Like most of these recent comedian book deals, seemingly offered to every quasi-recognizable yokel whose ever told a joke on TV, Based on a True Story feels in places as though it's desperately reaching to satisfy a word count and deadline. The difference is that Macdonald does this transparently. As it progresses, the book morphs into a meta-fictional adventure following its author as he rushes to write his memoir, the one we're reading, in order to pay back gambling debts.

Macdonald spins an elaborate yarn about he and his trusty assistant/sidekick/punching bag Adam Eget criss-crossing the continent in a drug and booze-fuelled panic, hustling to get this memoir written.
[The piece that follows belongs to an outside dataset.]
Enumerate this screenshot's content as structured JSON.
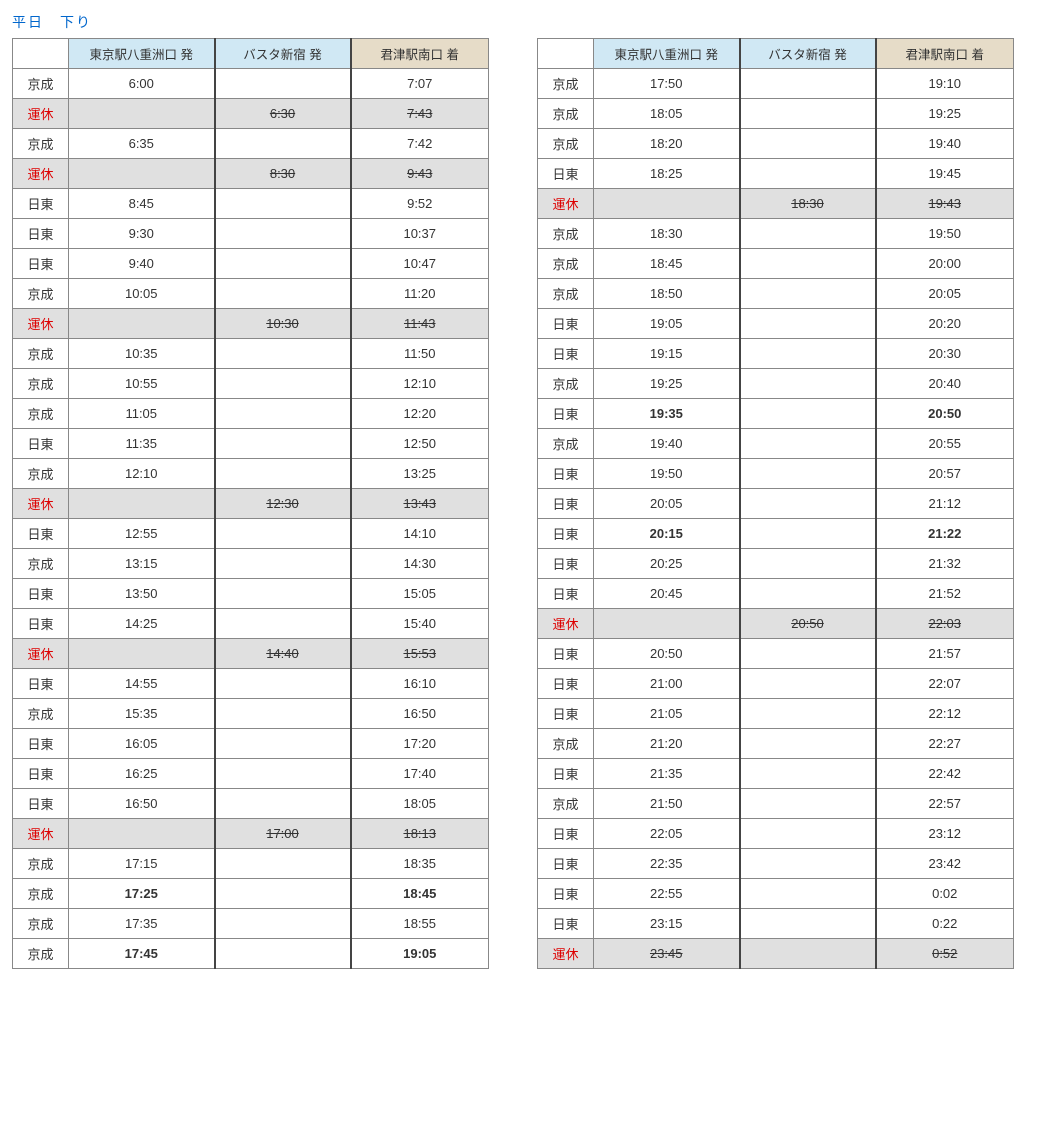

The final chapter, presented without the aid of the ghostwriter, is called (with typical Macdonaldian forthrightness) "The Last Part of the Whole Book," and unfolds in an unbroken rush of stream-of-consciousness that faithfully (and seemingly deliberately) evokes James Joyce or Gertrude Stein.

Given Macdonald's literary bent – in 2013, when author Bret Easton Ellis called Nobel-winning Canadian author Alice Munro "overrated," Macdonald responded by calling Ellis "the talentless hack's talentless hack" – fans may wish for more raconteurish rambling, more of the folksy, hard-won wisdom of Old Norm.